Timmons: Manufacturers “Excited About Possibilities Ahead”
Manufacturers are “excited about the possibilities ahead” as the countdown to the new administration and new year begin, NAM President and CEO Jay Timmons said on “Bloomberg: Balance of Power” Friday.
What’s going on: The 2017 Tax Cuts and Jobs Act—which President-elect Trump called “rocket fuel” for manufacturing when he first announced it at the NAM board meeting that year—was a game-changer, Timmons told Bloomberg’s Joe Mathieu. “[It] provided record investment, record job growth, record wage growth over the next several years.

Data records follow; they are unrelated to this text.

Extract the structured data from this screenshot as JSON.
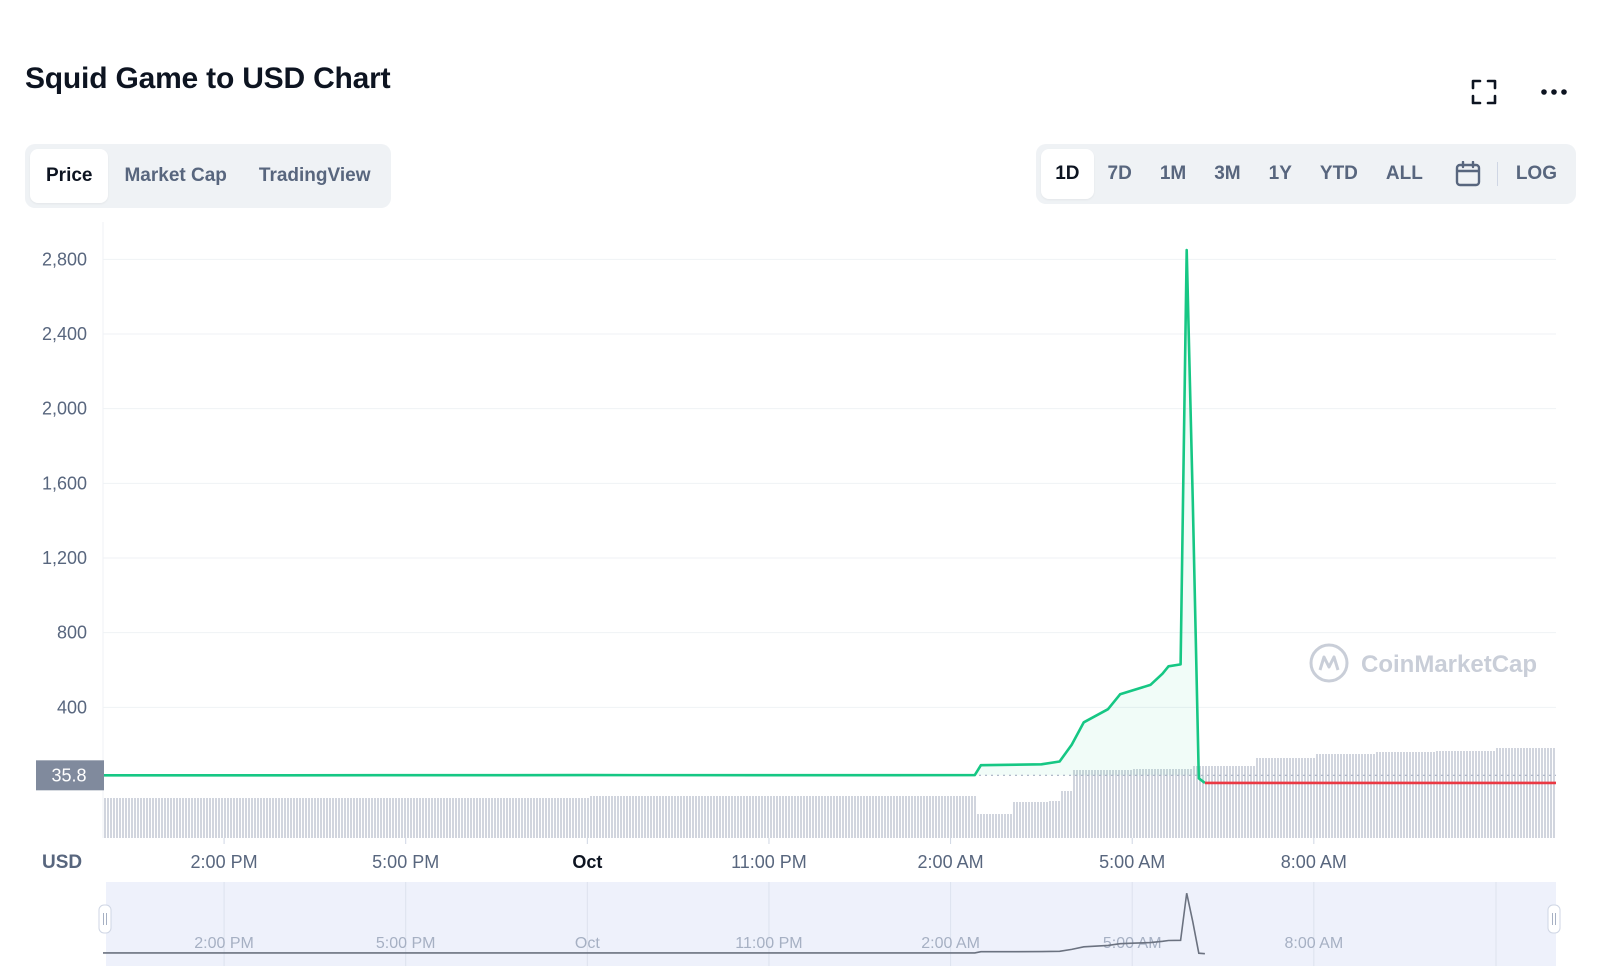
{
  "header": {
    "title": "Squid Game to USD Chart"
  },
  "top_actions": [
    {
      "name": "fullscreen-button",
      "icon": "fullscreen-icon"
    },
    {
      "name": "more-options-button",
      "icon": "more-dots-icon"
    }
  ],
  "chart_type_tabs": [
    {
      "label": "Price",
      "active": true
    },
    {
      "label": "Market Cap",
      "active": false
    },
    {
      "label": "TradingView",
      "active": false
    }
  ],
  "range_tabs": [
    {
      "label": "1D",
      "active": true
    },
    {
      "label": "7D",
      "active": false
    },
    {
      "label": "1M",
      "active": false
    },
    {
      "label": "3M",
      "active": false
    },
    {
      "label": "1Y",
      "active": false
    },
    {
      "label": "YTD",
      "active": false
    },
    {
      "label": "ALL",
      "active": false
    }
  ],
  "calendar_icon": "calendar-icon",
  "log_label": "LOG",
  "currency_label": "USD",
  "watermark": "CoinMarketCap",
  "colors": {
    "up": "#16c784",
    "down": "#ea3943",
    "accent": "#3861fb",
    "text": "#0d1421",
    "muted": "#58667e"
  },
  "chart_data": {
    "type": "line",
    "y_ticks": [
      "2,800",
      "2,400",
      "2,000",
      "1,600",
      "1,200",
      "800",
      "400"
    ],
    "y_tick_values": [
      2800,
      2400,
      2000,
      1600,
      1200,
      800,
      400
    ],
    "ylim": [
      -300,
      3000
    ],
    "x_ticks": [
      "2:00 PM",
      "5:00 PM",
      "Oct",
      "11:00 PM",
      "2:00 AM",
      "5:00 AM",
      "8:00 AM"
    ],
    "x_tick_hours": [
      2,
      5,
      8,
      11,
      14,
      17,
      20
    ],
    "xlim_hours": [
      0,
      24
    ],
    "current_price_label": "35.8",
    "current_price": 35.8,
    "series": [
      {
        "values_hours": [
          0,
          3,
          8,
          12,
          14.4,
          14.5,
          15.5,
          15.8,
          16.0,
          16.2,
          16.6,
          16.8,
          17.0,
          17.3,
          17.5,
          17.6,
          17.8,
          17.9,
          18.0,
          18.1,
          18.2
        ],
        "values": [
          35.8,
          36,
          37,
          36.5,
          37,
          90,
          95,
          110,
          200,
          320,
          390,
          470,
          490,
          520,
          580,
          620,
          630,
          2850,
          1500,
          20,
          -5
        ],
        "color": "#16c784"
      },
      {
        "values_hours": [
          18.2,
          24
        ],
        "values": [
          -5,
          -5
        ],
        "color": "#ea3943"
      }
    ],
    "volume": {
      "values_hours": [
        0,
        8,
        14.4,
        15.0,
        15.6,
        15.8,
        16.0,
        17.0,
        18.0,
        19.0,
        20.0,
        21.0,
        22.0,
        23.0,
        24
      ],
      "values": [
        0.4,
        0.42,
        0.24,
        0.36,
        0.37,
        0.47,
        0.68,
        0.69,
        0.72,
        0.8,
        0.84,
        0.86,
        0.87,
        0.9,
        0.9
      ]
    },
    "navigator": {
      "x_ticks": [
        "2:00 PM",
        "5:00 PM",
        "Oct",
        "11:00 PM",
        "2:00 AM",
        "5:00 AM",
        "8:00 AM"
      ]
    }
  }
}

So, our number-one priority is to get that renewed,” Timmons said.
- Manufacturers’ other priorities in the new administration: ending the regulatory onslaught that’s costing the industry “$350 billion a year and hurting small manufacturers the worst.”
A strong manufacturing base: The incoming administration should prioritize the manufacturing industry from Day One because “you cannot have a successful economy if you don’t have a strong manufacturing base,” Timmons continued. “So, to focus on growing manufacturing in the United States is really the first step in ensuring that your economy is on solid footing.”

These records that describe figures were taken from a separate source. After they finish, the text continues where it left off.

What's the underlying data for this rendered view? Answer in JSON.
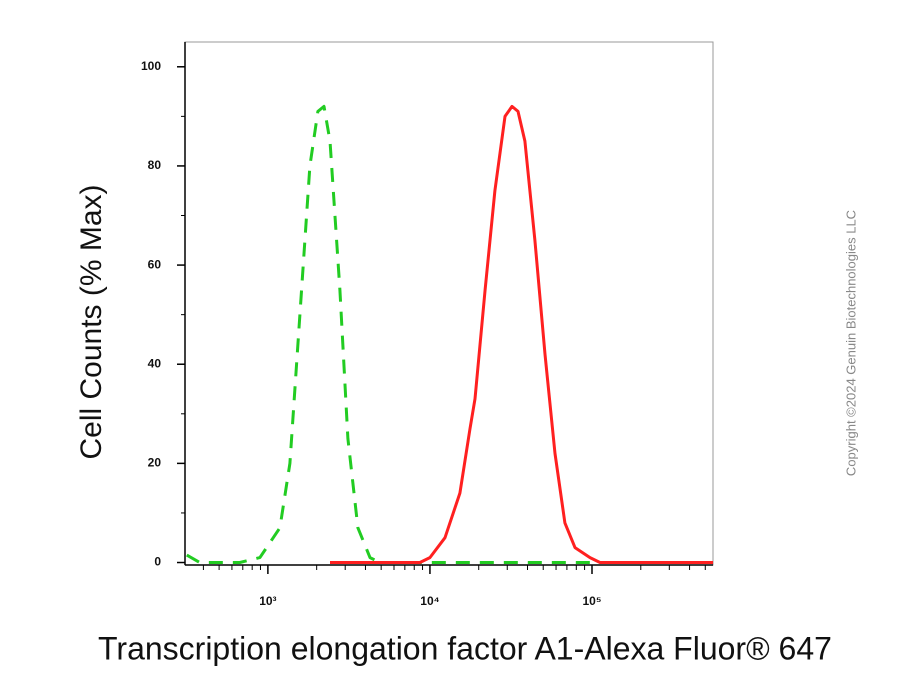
{
  "chart_data": {
    "type": "line",
    "xlabel": "Transcription elongation factor A1-Alexa Fluor® 647",
    "ylabel": "Cell Counts (% Max)",
    "watermark": "Copyright ©2024 Genuin Biotechnologies LLC",
    "xscale": "log",
    "xlim": [
      308,
      558000
    ],
    "ylim": [
      -0.5,
      105
    ],
    "xticks": [
      {
        "value": 1000,
        "label": "10³"
      },
      {
        "value": 10000,
        "label": "10⁴"
      },
      {
        "value": 100000,
        "label": "10⁵"
      }
    ],
    "xminorticks": [
      400,
      500,
      600,
      700,
      800,
      900,
      2000,
      3000,
      4000,
      5000,
      6000,
      7000,
      8000,
      9000,
      20000,
      30000,
      40000,
      50000,
      60000,
      70000,
      80000,
      90000,
      200000,
      300000,
      400000,
      500000
    ],
    "yticks": [
      0,
      20,
      40,
      60,
      80,
      100
    ],
    "yminorticks": [
      10,
      30,
      50,
      70,
      90
    ],
    "series": [
      {
        "color": "#22cc22",
        "dash": true,
        "x": [
          316,
          380,
          671,
          893,
          1186,
          1367,
          1577,
          1817,
          2036,
          2218,
          2417,
          2781,
          3118,
          3594,
          4266,
          4914,
          112000
        ],
        "values": [
          1.5,
          0,
          0,
          1,
          7,
          20,
          50,
          80,
          91,
          92,
          85,
          55,
          25,
          7,
          1,
          0,
          0
        ]
      },
      {
        "color": "#ff2020",
        "dash": false,
        "x": [
          2417,
          8670,
          10000,
          12380,
          15310,
          17660,
          18970,
          21880,
          25180,
          29030,
          32070,
          34930,
          38570,
          44440,
          51260,
          59150,
          68070,
          78520,
          97240,
          112000,
          558000
        ],
        "values": [
          0,
          0,
          1,
          5,
          14,
          27,
          33,
          55,
          75,
          90,
          92,
          91,
          85,
          65,
          42,
          22,
          8,
          3,
          1,
          0,
          0
        ]
      }
    ]
  }
}
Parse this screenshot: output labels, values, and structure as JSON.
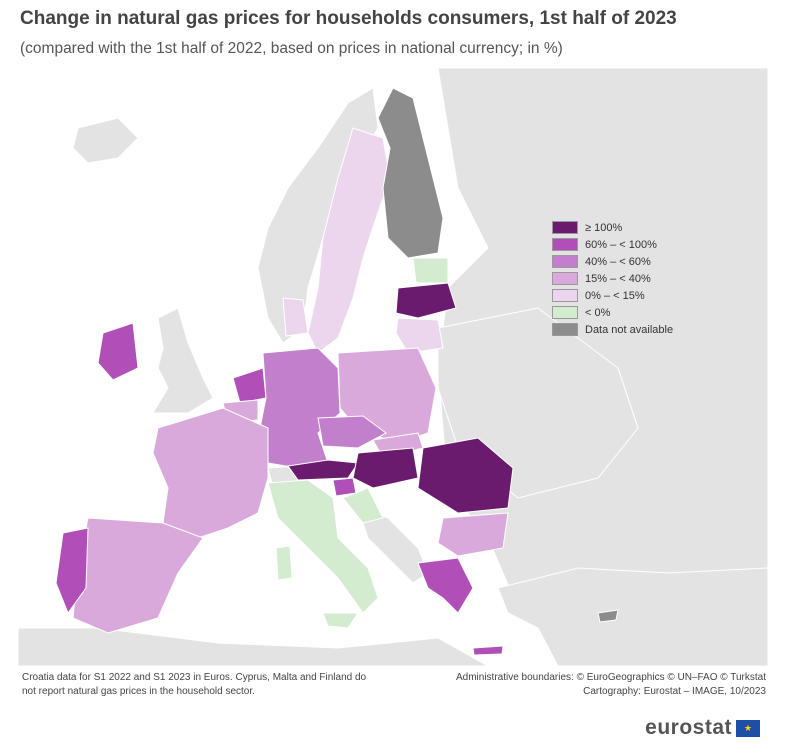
{
  "title": "Change in natural gas prices for households consumers, 1st half of 2023",
  "subtitle": "(compared with the 1st half of 2022, based on prices in national currency; in %)",
  "legend": [
    {
      "label": "≥ 100%",
      "color": "#6a1b6e"
    },
    {
      "label": "60% – < 100%",
      "color": "#b04fb7"
    },
    {
      "label": "40% – < 60%",
      "color": "#c27fcc"
    },
    {
      "label": "15% – < 40%",
      "color": "#d9a9dc"
    },
    {
      "label": "0% – < 15%",
      "color": "#ecd6ee"
    },
    {
      "label": "< 0%",
      "color": "#d3ecd0"
    },
    {
      "label": "Data not available",
      "color": "#8c8c8c"
    }
  ],
  "footnote_left": "Croatia data for S1 2022 and S1 2023 in Euros. Cyprus, Malta and Finland do not report natural gas prices in the household sector.",
  "footnote_right_line1": "Administrative boundaries: © EuroGeographics © UN–FAO © Turkstat",
  "footnote_right_line2": "Cartography: Eurostat – IMAGE, 10/2023",
  "brand": "eurostat"
}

Reevaluating three dozen regulations: In recent communications with President-elect Trump and his Cabinet, the NAM has focused on three dozen specific regulations, urging reevaluation of each. Chief among these rules are:
- The liquefied natural gas export permit ban put into place by the Biden administration in January;
- A February ruling by the D.C. District Court ruling that the Securities and Exchange Commission lacks the authority to regulate proxy advisory firms (in response to which the NAM filed a brief last month); and
- The infeasibly strict National Ambient Air Quality Standard for fine particulate matter—also known as PM2.5—announced by the Environmental Protection Agency in February.
The tariff question: If the new administration implements tariffs, it should do so in “a very strategically targeted way to address policy problems that we’re seeing coming out of other countries,” Timmons stated.

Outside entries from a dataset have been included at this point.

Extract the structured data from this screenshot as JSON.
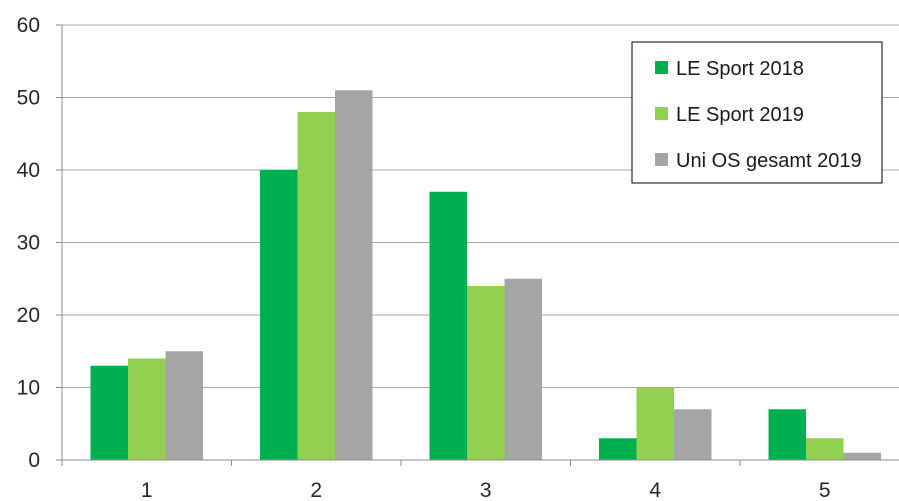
{
  "chart_data": {
    "type": "bar",
    "categories": [
      "1",
      "2",
      "3",
      "4",
      "5"
    ],
    "series": [
      {
        "name": "LE Sport 2018",
        "color": "#00b050",
        "values": [
          13,
          40,
          37,
          3,
          7
        ]
      },
      {
        "name": "LE Sport 2019",
        "color": "#92d050",
        "values": [
          14,
          48,
          24,
          10,
          3
        ]
      },
      {
        "name": "Uni OS gesamt 2019",
        "color": "#a5a5a5",
        "values": [
          15,
          51,
          25,
          7,
          1
        ]
      }
    ],
    "ylim": [
      0,
      60
    ],
    "yticks": [
      "0",
      "10",
      "20",
      "30",
      "40",
      "50",
      "60"
    ],
    "grid": true,
    "legend_position": "top-right"
  }
}
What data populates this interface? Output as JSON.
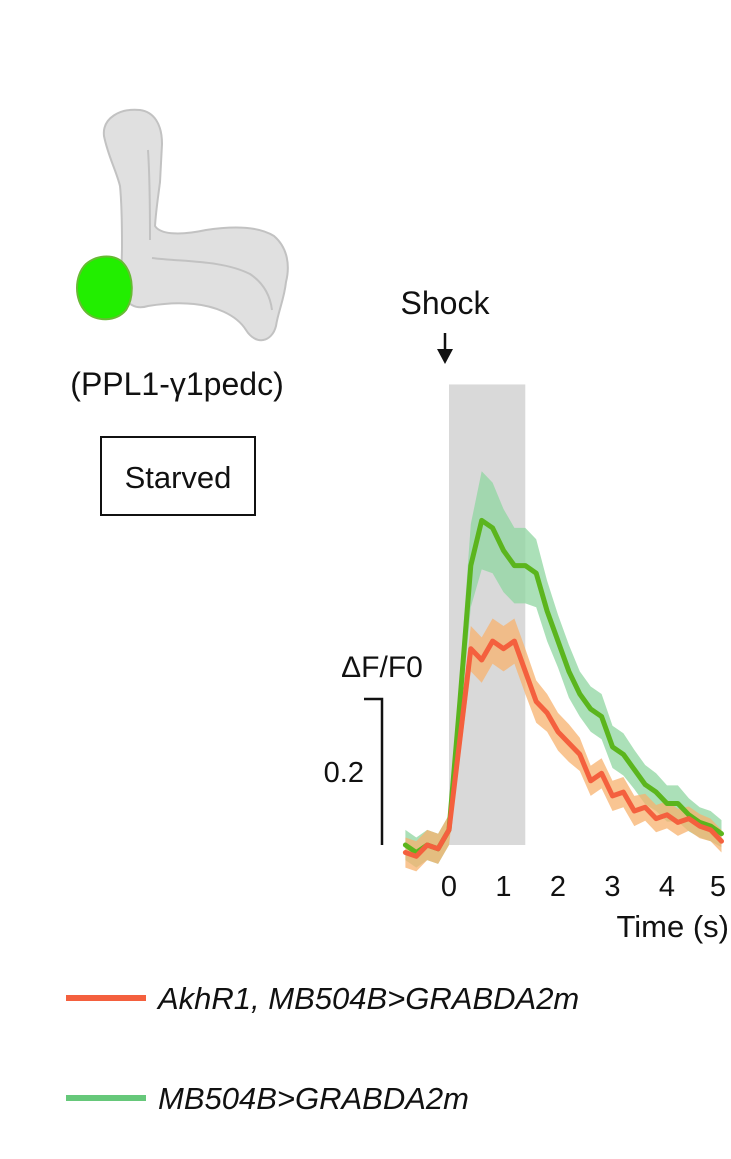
{
  "colors": {
    "series_1_line": "#f4603e",
    "series_1_band": "#f7b26d",
    "series_2_line": "#5bb51d",
    "series_2_band": "#8fd6a0",
    "legend_green": "#66c87a",
    "stimulus_shade": "#d9d9d9",
    "brain_fill": "#e0e0e0",
    "brain_stroke": "#c2c2c2",
    "region_fill": "#22ee00",
    "region_stroke": "#66bb33"
  },
  "illustration": {
    "region_label": "(PPL1-γ1pedc)",
    "condition_label": "Starved"
  },
  "chart_data": {
    "type": "line",
    "stimulus_label": "Shock",
    "stimulus_window": [
      0,
      1.4
    ],
    "xlabel": "Time (s)",
    "x_ticks": [
      0,
      1,
      2,
      3,
      4,
      5
    ],
    "xlim": [
      -0.8,
      5
    ],
    "ylabel": "ΔF/F0",
    "scale_bar": {
      "value": 0.2,
      "label": "0.2"
    },
    "ylim": [
      -0.02,
      0.61
    ],
    "x": [
      -0.8,
      -0.6,
      -0.4,
      -0.2,
      0,
      0.2,
      0.4,
      0.6,
      0.8,
      1,
      1.2,
      1.4,
      1.6,
      1.8,
      2,
      2.2,
      2.4,
      2.6,
      2.8,
      3,
      3.2,
      3.4,
      3.6,
      3.8,
      4,
      4.2,
      4.4,
      4.6,
      4.8,
      5
    ],
    "series": [
      {
        "name": "AkhR1, MB504B>GRABDA2m",
        "values": [
          -0.01,
          -0.015,
          0.0,
          -0.005,
          0.02,
          0.14,
          0.26,
          0.245,
          0.27,
          0.26,
          0.27,
          0.23,
          0.19,
          0.175,
          0.15,
          0.135,
          0.12,
          0.085,
          0.095,
          0.065,
          0.07,
          0.045,
          0.05,
          0.035,
          0.04,
          0.03,
          0.035,
          0.025,
          0.02,
          0.005
        ],
        "error": [
          0.02,
          0.02,
          0.02,
          0.02,
          0.02,
          0.025,
          0.03,
          0.03,
          0.03,
          0.03,
          0.03,
          0.03,
          0.028,
          0.025,
          0.025,
          0.025,
          0.022,
          0.02,
          0.02,
          0.02,
          0.02,
          0.02,
          0.018,
          0.018,
          0.018,
          0.018,
          0.016,
          0.016,
          0.015,
          0.015
        ]
      },
      {
        "name": "MB504B>GRABDA2m",
        "values": [
          0.0,
          -0.01,
          0.0,
          -0.005,
          0.02,
          0.19,
          0.37,
          0.43,
          0.42,
          0.39,
          0.37,
          0.37,
          0.36,
          0.31,
          0.27,
          0.23,
          0.2,
          0.18,
          0.17,
          0.13,
          0.12,
          0.1,
          0.08,
          0.07,
          0.055,
          0.055,
          0.04,
          0.03,
          0.025,
          0.015
        ],
        "error": [
          0.02,
          0.02,
          0.02,
          0.02,
          0.02,
          0.035,
          0.055,
          0.065,
          0.06,
          0.055,
          0.05,
          0.05,
          0.045,
          0.04,
          0.035,
          0.035,
          0.03,
          0.03,
          0.03,
          0.028,
          0.028,
          0.026,
          0.026,
          0.025,
          0.024,
          0.024,
          0.022,
          0.02,
          0.02,
          0.018
        ]
      }
    ]
  }
}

- But “I don’t think we have the playbook yet out of the administration. I think we’re waiting to see what the president [decides].”
A unique opportunity: In his second term, President-elect Trump will have the chance to build on both what he started in his first four years in office and the wins of the Biden administration, Timmons said.
- President-elect Trump opened up markets and, through his tax cuts, reduced the cost of doing business in America—and the result was record investment and job creation, Timmons said. “The regulatory certainty that he put in place was so important as well.”
- The Biden administration “invested in specific areas of the economy that were national security concerns, like the CHIPS and Science Act, as well as … that energy transition that’s occurring through some policy provisions of the [Inflation Reduction Act].”
- “President Trump understands that he has a unique opportunity to really just supercharge [growth] even further. And we’re pretty excited about that.”